I believe I am a horrible person, for a lifetime of screwing up. I tried to walk to the grocery store, while listening to an audiobook to distract, and I couldn't tell you what the story was about. My mind kept thinking of all the crap things I have done in life. It's like I am torturing myself.
I'm entertaining suicidal thoughts. I am not going to act on them in any way. I just want to not exist. I want to not be in the world anymore. I don't want to inflict my existence on anyone anymore. My therapist and I talked on Friday about not wanting to exist as a kid, and how it was what my father really wanted... It's like I have taken that distorted thinking to a deeper level. I really believe it.
My therapist is about to go on vacation, but I have an appointment with her first thing in the morning. She is coming in just to see me. I emailed her this weekend to say I was struggling... I haven't told her how bad today is. I know I need to tell her, but I am convinced she will quit if I do. I keep thinking I need to pull myself together so I can tell her I had a bad day, but I got through it and got to a better place on my own by doing xyz.
I know a million "skills" I could do, but none of them seem to be working. My father was right. I want to stop breathing.
I know, somewhere in me, that well, horrible people should work hard to be better. That's what I am doing. I am failing.
Even as I write this, I am thinking "ugh, don't say this. This is horrible to say. I am such a problem." I can't believe I am worth caring about. I can't.

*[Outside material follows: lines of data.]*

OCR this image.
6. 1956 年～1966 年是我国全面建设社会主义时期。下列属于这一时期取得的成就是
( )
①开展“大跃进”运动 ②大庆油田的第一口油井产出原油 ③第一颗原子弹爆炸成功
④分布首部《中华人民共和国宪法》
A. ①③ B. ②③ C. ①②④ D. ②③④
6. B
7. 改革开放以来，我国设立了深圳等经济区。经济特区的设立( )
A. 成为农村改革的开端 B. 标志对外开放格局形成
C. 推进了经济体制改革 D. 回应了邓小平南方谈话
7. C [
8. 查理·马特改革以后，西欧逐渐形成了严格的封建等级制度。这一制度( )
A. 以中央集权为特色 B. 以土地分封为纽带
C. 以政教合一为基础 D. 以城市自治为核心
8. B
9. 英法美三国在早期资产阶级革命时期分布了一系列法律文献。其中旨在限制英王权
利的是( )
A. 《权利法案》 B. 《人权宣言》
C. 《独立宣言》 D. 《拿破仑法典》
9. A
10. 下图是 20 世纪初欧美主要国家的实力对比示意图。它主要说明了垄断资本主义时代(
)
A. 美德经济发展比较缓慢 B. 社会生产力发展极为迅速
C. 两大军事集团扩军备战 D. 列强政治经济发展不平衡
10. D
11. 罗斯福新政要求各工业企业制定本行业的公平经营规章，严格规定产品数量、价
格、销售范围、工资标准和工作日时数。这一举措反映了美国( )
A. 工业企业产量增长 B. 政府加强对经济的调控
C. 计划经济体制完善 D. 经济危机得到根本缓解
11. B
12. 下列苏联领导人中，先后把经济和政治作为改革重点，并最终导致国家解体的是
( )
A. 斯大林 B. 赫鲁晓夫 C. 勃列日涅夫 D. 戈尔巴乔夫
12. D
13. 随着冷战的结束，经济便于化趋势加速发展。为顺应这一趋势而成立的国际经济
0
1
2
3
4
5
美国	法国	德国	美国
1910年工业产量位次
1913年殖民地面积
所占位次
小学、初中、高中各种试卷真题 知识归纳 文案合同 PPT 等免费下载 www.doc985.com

I typed an email to my therapist to cancel therapy tomorrow. I don't want to go. I am going to be a problem. I am so scared I am going to lose my sh*t and breakdown and cry or worse, get triggered and run out or yell at her or tank the whole session somehow. I am really scared I will sabotage therapy tomorrow. I rather not go than go and ruin all of it.
My last therapist, who was just as amazing if not more so than my current therapist, told me I only made one mistake, one mistake, and that our abrupt ending was not all my fault, she was already triggered and she thought she could handle it if I did what I did, and that many clients do the same thing but somehow, for me, she couldn't so it and I "handled the relationship well the entire time, except for just one mistake" ... I did make one mistake. It ruined everything.
I always made one small mistake at home that would trigger my father into violent days long rages. Days long. He would even keep me home from school as punishment as he raged more. "You need to obey when I tell you how to load the dishwasher."
I'm in tears. I feel so scared, of everything, mostly of myself. I don't know quite what I am scared of. I don't know what to do. I don't trust my decisions at all right now. I know I need to tell my therapist, but I don't know how or what to tell her. Any feedback or thoughts would be much appreciated.